Kemal Can: Hiç… ve İYİ Parti %10 barajında bir oy alarak meseleyi kapattı. Ama ondan sonra, bu önce sıkıştırma ve Akşener’i, daha doğrusu muhalefet blokunu çatlatmak için bu davetler meselesi gündeme geldi. Yani muhatap almaya başladığı andan itibaren, İYİ Parti ivme almaya başladı. Çünkü İYİ Parti de hemen karşısında –daha doğrusu İYİ Parti değil, Akşener–, doğrudan bu davet ve çatlatma ataklarına, hemen kontratakla cevap verdi ve blok tercihini net biçimde ortaya koydu. Bu da birdenbire, birtakım şüpheleri olan pek çok seçmeni de İYİ Parti’ye doğru hareketlendirdi. Şimdi saldırı da, yine senin söylediğin gibi, oy artışını en azından geriletmeyecek, hatta artıracak. Ama Erdoğan açısından bu mesele çok hayatî. Bu mesele, muhalefetin ne oy aldığı değil; kendi söylemini kurduğu temel tezi devam ettirebilmesi için. Aslında biraz önce konuştuğumuz, bu Pekerler, Korkut Ekenler, Mehmet Ağarlar, Soylular vs. paketinden de aslında bu beka iddiasının, o güvenlik hezeyanlarının ya da bu hamaset dilinin altının ne kadar çürük olduğunu bir başka taraftan görüyorlar. Bir de aynı söylem diline çok yakın politik aktörlerden, en önemlisi de daha önce doğrudan İçişleri Bakanlığı yapmış, milliyetçi parti lideri kadın bir siyasetçi, “Bu işler aslında doğru değil, doğru bir şey söylemiyorsunuz” diyor. İki taraflı bir çözülme var. Dolayısıyla bu saldırının bence asıl sebebi…

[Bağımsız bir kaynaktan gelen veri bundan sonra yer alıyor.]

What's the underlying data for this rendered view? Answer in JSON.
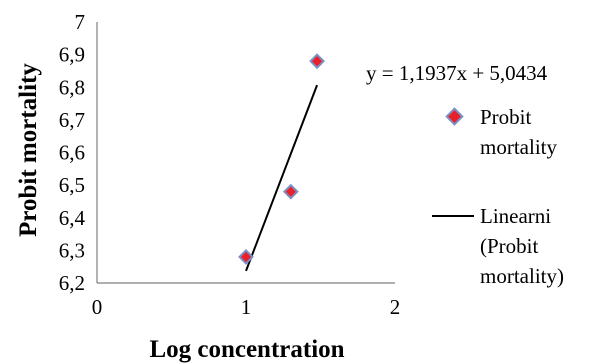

Ruşen Çakır: Evet, oradaki… Zaten başında söyledim. Kılıçdaroğlu’yla bayağı bir uyumlu şekilde çalışıyorlar ve onun hangi aşamaları geldiğini Erdoğan çok iyi takip ediyordur. En çok üzerinde durdukları husus herhalde, bu “Gerçekten ittifakı kurabilecekler mi?” hususu. O konuda verdikleri mesajlarda, mesela değişik değişik… Kimi zaman bir araya geliyorlar, Akşener-Davutoğlu ya da Akşener-Babacan ya da Kılıçdaroğlu-Karamollaoğlu vs., şu âna kadar bâriz bir çözülme alâmeti gözükmedi. HDP konusu sürekli kaşınmaya çalışılıyor. Bakan meselesi, ortak anayasa meselesi… Oralarda da çok büyük ârızalar çıkmadı. Arada sırada taraflardan herhangi birisinin bazı kesimlerini rahatsız eden çıkışlar olmuş olabilir, ama şu âna kadar böyle çok büyük kriz de yaşamadılar. En büyük rahatsızlığı da bu veriyor. Bir de tabii, senin de bahsettiğin, beka meselesinde… Gara Operasyonu, hatırla. Gara Operasyonu’nda Akşener’in, Erdoğan’ın çizdiği sınırın içerisinde kalmamış olması, çok önemli bir dönüm noktasıydı. Yani kalkıp şöyle suçlayamadı: “Sen şimdi bölücü terör örgütünü mü destekliyorsun?” diyemedi. Orada, Meral Akşener’e daha önce verdiği “yerli ve milli siyasetçi” titri, Erdoğan’ı çok zorluyor. Yani onu oradan şey yapamıyor. “Bakın, bunlar devletin bekasını düşünmüyor” vs. diyemiyor. Meral Akşener’i birazcık bilenler için özellikle, diyemiyor. O da şu âna kadar bence bayağı iyi götürdü yani. Mesela Rize’deki tavrı filan da… Bir de tabii olayın Rize’de olmasının çok kişisel bir yönü de var. O çok anlamlı yani. Göstere göstere Rize’ye, Erdoğan’ın memleketine gitmiş olması… ayrıca… Şunu da anladık ki, belli ki orada bir organizasyon var ve bu organizasyon doğrudan devletin en tepesinin bilgisi ve onayı dâhilinde olmuş. Öyle değil mi yani? Orada, kim yaptı, neden yaptı, spontane mi gelişti? Artık o sorunların hiçbir anlamı kalmadı yani.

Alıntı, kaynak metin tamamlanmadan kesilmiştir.